From the Telegraph:-
Police warn they may not be able to afford Tesco's £3m riot compensation bill
Tesco has been criticised by a police force after tabling a request for riot compensation that included a claim for just £40.
It's funny to see the police in this position. They can normally get away with being useless and doing nothing for the people that pay for them, but they're in a position where they're facing a law that will tell them to do it. For once, they don't have a choice.

And so what if one of their claims is for £40? If that's the cost of riot damage then the police had a right to claim it, and at no more than that.
In total, the retailer has asked for nearly £3m in compensation from police forces around the country, following the riots that tore through some high streets in August. It is likely that this is the biggest request from a single retailer.
The company is claiming under the Riot Damages Act, a piece of Victorian legislation that allows businesses and individuals affected by riot damage to claim directly from the police, rather than their own insurer.

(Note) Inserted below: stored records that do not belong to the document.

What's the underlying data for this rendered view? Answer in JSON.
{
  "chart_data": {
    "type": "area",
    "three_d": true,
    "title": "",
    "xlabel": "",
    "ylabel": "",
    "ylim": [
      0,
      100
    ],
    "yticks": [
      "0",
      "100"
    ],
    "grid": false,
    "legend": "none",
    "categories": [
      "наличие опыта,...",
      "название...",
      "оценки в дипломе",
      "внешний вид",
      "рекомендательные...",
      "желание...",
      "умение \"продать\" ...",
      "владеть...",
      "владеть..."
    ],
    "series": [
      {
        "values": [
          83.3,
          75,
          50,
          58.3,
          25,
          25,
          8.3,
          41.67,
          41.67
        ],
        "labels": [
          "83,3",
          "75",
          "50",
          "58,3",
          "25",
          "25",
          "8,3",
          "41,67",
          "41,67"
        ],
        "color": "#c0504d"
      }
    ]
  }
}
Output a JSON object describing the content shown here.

Who cares if it's "Victorian Legislation"? It's on the statute books, so Tesco can use it. And I rather like it. Yes, it might mean the police have less money, but frankly they'll piss it away on some diversity bollocks anyway. I'd rather give it to Tesco shareholders (which in reality means our pensions).
In the immediate aftermath of the civil disturbances, the British Retail Consortium urged small retailers to put in their claims to make sure their businesses were not harmed.

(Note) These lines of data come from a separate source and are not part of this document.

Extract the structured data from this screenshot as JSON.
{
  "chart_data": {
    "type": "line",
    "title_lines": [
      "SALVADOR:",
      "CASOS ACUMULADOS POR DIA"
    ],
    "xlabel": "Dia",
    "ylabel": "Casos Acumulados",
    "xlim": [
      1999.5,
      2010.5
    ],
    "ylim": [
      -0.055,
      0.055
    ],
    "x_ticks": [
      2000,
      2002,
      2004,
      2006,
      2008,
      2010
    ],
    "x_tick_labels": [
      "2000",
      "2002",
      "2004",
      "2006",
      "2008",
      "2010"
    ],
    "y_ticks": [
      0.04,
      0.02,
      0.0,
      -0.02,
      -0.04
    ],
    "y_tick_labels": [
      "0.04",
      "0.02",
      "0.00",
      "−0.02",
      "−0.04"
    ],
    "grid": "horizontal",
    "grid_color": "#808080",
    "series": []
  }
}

However, the Greater Manchester Police Authority, which has been hit with 280 claims totalling £4.4m, has criticised Tesco for using the Act, saying there was no guarantee the police force would be able to afford all of the compensation. The force faces £134m budget cuts in the next five years.

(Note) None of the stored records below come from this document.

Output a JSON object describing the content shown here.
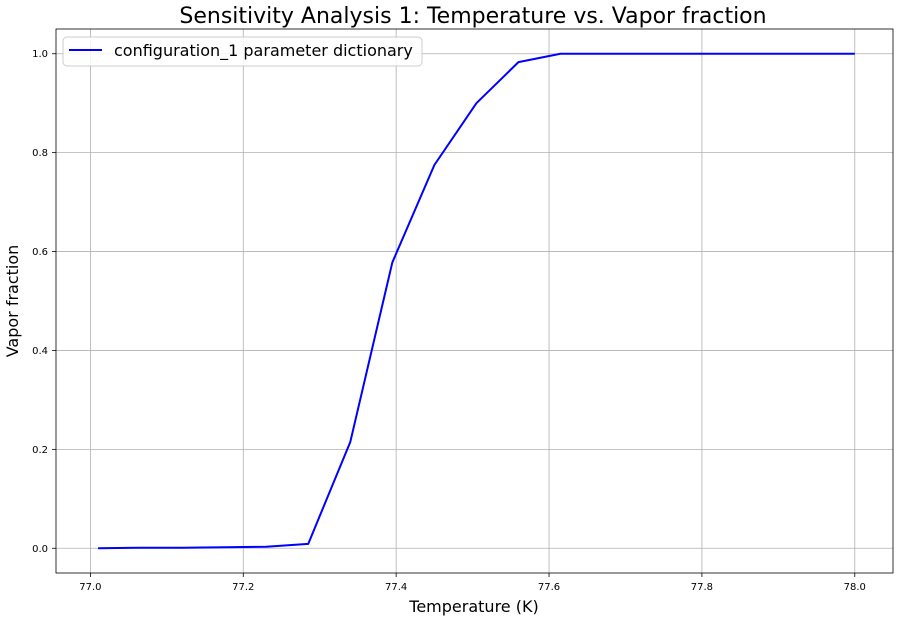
{
  "chart_data": {
    "type": "line",
    "title": "Sensitivity Analysis 1: Temperature vs. Vapor fraction",
    "xlabel": "Temperature (K)",
    "ylabel": "Vapor fraction",
    "xlim": [
      76.955,
      78.05
    ],
    "ylim": [
      -0.05,
      1.05
    ],
    "xticks": [
      77.0,
      77.2,
      77.4,
      77.6,
      77.8,
      78.0
    ],
    "xtick_labels": [
      "77.0",
      "77.2",
      "77.4",
      "77.6",
      "77.8",
      "78.0"
    ],
    "yticks": [
      0.0,
      0.2,
      0.4,
      0.6,
      0.8,
      1.0
    ],
    "ytick_labels": [
      "0.0",
      "0.2",
      "0.4",
      "0.6",
      "0.8",
      "1.0"
    ],
    "grid": true,
    "legend_position": "top-left",
    "series": [
      {
        "name": "configuration_1 parameter dictionary",
        "color": "#0000ff",
        "x": [
          77.01,
          77.065,
          77.12,
          77.175,
          77.23,
          77.285,
          77.34,
          77.395,
          77.45,
          77.505,
          77.56,
          77.615,
          77.67,
          77.725,
          77.78,
          77.835,
          77.89,
          77.945,
          78.0
        ],
        "y": [
          0.0,
          0.001,
          0.001,
          0.002,
          0.003,
          0.009,
          0.215,
          0.578,
          0.775,
          0.9,
          0.983,
          1.0,
          1.0,
          1.0,
          1.0,
          1.0,
          1.0,
          1.0,
          1.0
        ]
      }
    ]
  }
}
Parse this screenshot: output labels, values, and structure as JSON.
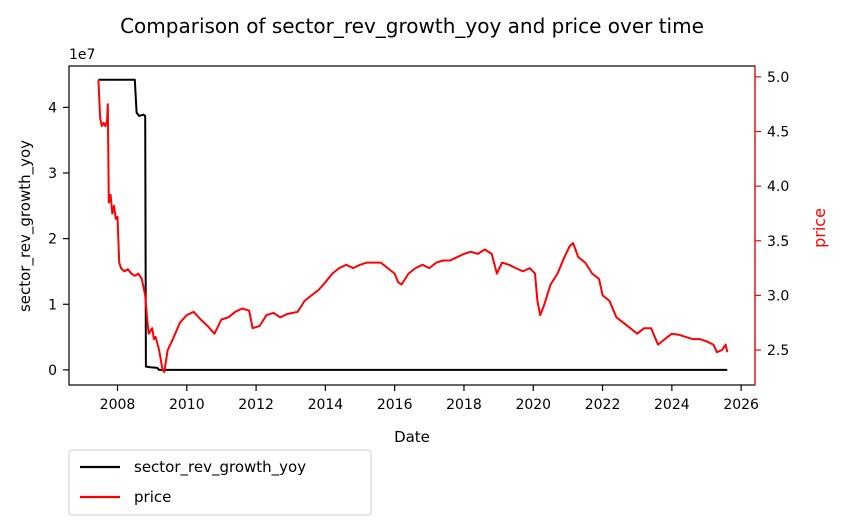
{
  "chart_data": {
    "type": "line",
    "title": "Comparison of sector_rev_growth_yoy and price over time",
    "xlabel": "Date",
    "ylabel_left": "sector_rev_growth_yoy",
    "ylabel_right": "price",
    "left_offset_label": "1e7",
    "xlim": [
      2006.6,
      2026.4
    ],
    "ylim_left": [
      -2.3,
      46.3
    ],
    "ylim_right": [
      2.18,
      5.1
    ],
    "x_ticks": [
      2008,
      2010,
      2012,
      2014,
      2016,
      2018,
      2020,
      2022,
      2024,
      2026
    ],
    "y_left_ticks": [
      0,
      1,
      2,
      3,
      4
    ],
    "y_right_ticks": [
      2.5,
      3.0,
      3.5,
      4.0,
      4.5,
      5.0
    ],
    "y_left_tick_labels": [
      "0",
      "1",
      "2",
      "3",
      "4"
    ],
    "y_right_tick_labels": [
      "2.5",
      "3.0",
      "3.5",
      "4.0",
      "4.5",
      "5.0"
    ],
    "x_tick_labels": [
      "2008",
      "2010",
      "2012",
      "2014",
      "2016",
      "2018",
      "2020",
      "2022",
      "2024",
      "2026"
    ],
    "legend_position": "below-left",
    "series": [
      {
        "name": "sector_rev_growth_yoy",
        "axis": "left",
        "unit_scale": "1e7",
        "color": "#000000",
        "points": [
          [
            2007.45,
            44.2
          ],
          [
            2008.5,
            44.2
          ],
          [
            2008.55,
            39.2
          ],
          [
            2008.62,
            38.7
          ],
          [
            2008.7,
            38.8
          ],
          [
            2008.75,
            38.9
          ],
          [
            2008.8,
            38.7
          ],
          [
            2008.82,
            0.5
          ],
          [
            2008.95,
            0.4
          ],
          [
            2009.15,
            0.3
          ],
          [
            2009.2,
            0.0
          ],
          [
            2025.6,
            0.0
          ]
        ]
      },
      {
        "name": "price",
        "axis": "right",
        "color": "#ff0000",
        "points": [
          [
            2007.45,
            4.97
          ],
          [
            2007.5,
            4.62
          ],
          [
            2007.55,
            4.55
          ],
          [
            2007.6,
            4.58
          ],
          [
            2007.65,
            4.55
          ],
          [
            2007.7,
            4.6
          ],
          [
            2007.72,
            4.75
          ],
          [
            2007.75,
            3.85
          ],
          [
            2007.8,
            3.92
          ],
          [
            2007.85,
            3.75
          ],
          [
            2007.9,
            3.82
          ],
          [
            2007.95,
            3.7
          ],
          [
            2008.0,
            3.72
          ],
          [
            2008.05,
            3.3
          ],
          [
            2008.1,
            3.25
          ],
          [
            2008.2,
            3.22
          ],
          [
            2008.3,
            3.24
          ],
          [
            2008.4,
            3.2
          ],
          [
            2008.5,
            3.18
          ],
          [
            2008.6,
            3.2
          ],
          [
            2008.7,
            3.15
          ],
          [
            2008.8,
            3.0
          ],
          [
            2008.85,
            2.8
          ],
          [
            2008.9,
            2.65
          ],
          [
            2009.0,
            2.7
          ],
          [
            2009.05,
            2.6
          ],
          [
            2009.1,
            2.62
          ],
          [
            2009.2,
            2.5
          ],
          [
            2009.3,
            2.32
          ],
          [
            2009.35,
            2.3
          ],
          [
            2009.45,
            2.5
          ],
          [
            2009.6,
            2.6
          ],
          [
            2009.8,
            2.75
          ],
          [
            2010.0,
            2.82
          ],
          [
            2010.2,
            2.85
          ],
          [
            2010.4,
            2.78
          ],
          [
            2010.6,
            2.72
          ],
          [
            2010.8,
            2.65
          ],
          [
            2011.0,
            2.78
          ],
          [
            2011.2,
            2.8
          ],
          [
            2011.4,
            2.85
          ],
          [
            2011.6,
            2.88
          ],
          [
            2011.8,
            2.86
          ],
          [
            2011.9,
            2.7
          ],
          [
            2012.1,
            2.72
          ],
          [
            2012.3,
            2.82
          ],
          [
            2012.5,
            2.84
          ],
          [
            2012.7,
            2.8
          ],
          [
            2012.9,
            2.83
          ],
          [
            2013.2,
            2.85
          ],
          [
            2013.4,
            2.95
          ],
          [
            2013.6,
            3.0
          ],
          [
            2013.8,
            3.05
          ],
          [
            2014.0,
            3.12
          ],
          [
            2014.2,
            3.2
          ],
          [
            2014.4,
            3.25
          ],
          [
            2014.6,
            3.28
          ],
          [
            2014.8,
            3.25
          ],
          [
            2015.0,
            3.28
          ],
          [
            2015.2,
            3.3
          ],
          [
            2015.4,
            3.3
          ],
          [
            2015.6,
            3.3
          ],
          [
            2015.8,
            3.25
          ],
          [
            2016.0,
            3.2
          ],
          [
            2016.1,
            3.12
          ],
          [
            2016.2,
            3.1
          ],
          [
            2016.4,
            3.2
          ],
          [
            2016.6,
            3.25
          ],
          [
            2016.8,
            3.28
          ],
          [
            2017.0,
            3.25
          ],
          [
            2017.2,
            3.3
          ],
          [
            2017.4,
            3.32
          ],
          [
            2017.6,
            3.32
          ],
          [
            2017.8,
            3.35
          ],
          [
            2018.0,
            3.38
          ],
          [
            2018.2,
            3.4
          ],
          [
            2018.4,
            3.38
          ],
          [
            2018.6,
            3.42
          ],
          [
            2018.8,
            3.38
          ],
          [
            2018.95,
            3.2
          ],
          [
            2019.1,
            3.3
          ],
          [
            2019.3,
            3.28
          ],
          [
            2019.5,
            3.25
          ],
          [
            2019.7,
            3.22
          ],
          [
            2019.9,
            3.25
          ],
          [
            2020.05,
            3.2
          ],
          [
            2020.12,
            2.95
          ],
          [
            2020.2,
            2.82
          ],
          [
            2020.3,
            2.9
          ],
          [
            2020.5,
            3.1
          ],
          [
            2020.7,
            3.2
          ],
          [
            2020.9,
            3.35
          ],
          [
            2021.05,
            3.45
          ],
          [
            2021.15,
            3.48
          ],
          [
            2021.3,
            3.35
          ],
          [
            2021.5,
            3.3
          ],
          [
            2021.7,
            3.2
          ],
          [
            2021.9,
            3.15
          ],
          [
            2022.0,
            3.0
          ],
          [
            2022.2,
            2.95
          ],
          [
            2022.4,
            2.8
          ],
          [
            2022.6,
            2.75
          ],
          [
            2022.8,
            2.7
          ],
          [
            2023.0,
            2.65
          ],
          [
            2023.2,
            2.7
          ],
          [
            2023.4,
            2.7
          ],
          [
            2023.6,
            2.55
          ],
          [
            2023.8,
            2.6
          ],
          [
            2024.0,
            2.65
          ],
          [
            2024.2,
            2.64
          ],
          [
            2024.4,
            2.62
          ],
          [
            2024.6,
            2.6
          ],
          [
            2024.8,
            2.6
          ],
          [
            2025.0,
            2.58
          ],
          [
            2025.2,
            2.55
          ],
          [
            2025.3,
            2.48
          ],
          [
            2025.45,
            2.5
          ],
          [
            2025.55,
            2.55
          ],
          [
            2025.6,
            2.48
          ]
        ]
      }
    ]
  },
  "colors": {
    "left_axis": "#000000",
    "right_axis": "#ff0000"
  }
}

Uh no. That's not how it works. If a court rules that Tesco get £4.4m in compensation then you'll pay it. If that means less money on speed cameras or busting narcotics sellers then that's what's going to happen.

And frankly, the Police should be entirely neutral about people enacting their rights under the law.
Peter Fahy, the Greater Manchester police chief, said: "Sainsbury's must be applauded for taking the moral high ground and recovering its own costs.
"I would like to encourage other large retailers to consider Sainsbury's stance. Absolutely we want to help small businesses and sole traders but punishing the police for the disorder is a bit like punishing the NHS when there is a flu epidemic."
That's a ridiculous comparison. You can get a flu jab, but you can't own a Glock. And in the absence of security guards owning Glocks, it's up to the police to deal with rioting. The response was terrible by the police. They only woke up to what was going on when it was basically over. I'd have some sympathy with the police if they'd stood up to anti-gun legislation in this country, but they never have. They could have told the government that law and order is helped by responsible members of the public owning guns, but they simply never have. They monopolised defending property, so it's down to them to do it.

There's nothing immoral about what Tescos are doing. Sainsburys probably had lower claims because they don't have so much electronic stuff as Tesco, so not worth the trouble. And morally, why should Tesco get higher insurance premiums because of Police incompetence?

Seriously, I hope Tesco get all they can, and maybe the police can go even further downhill. Take them down far enough and we can get some proper reform in this country.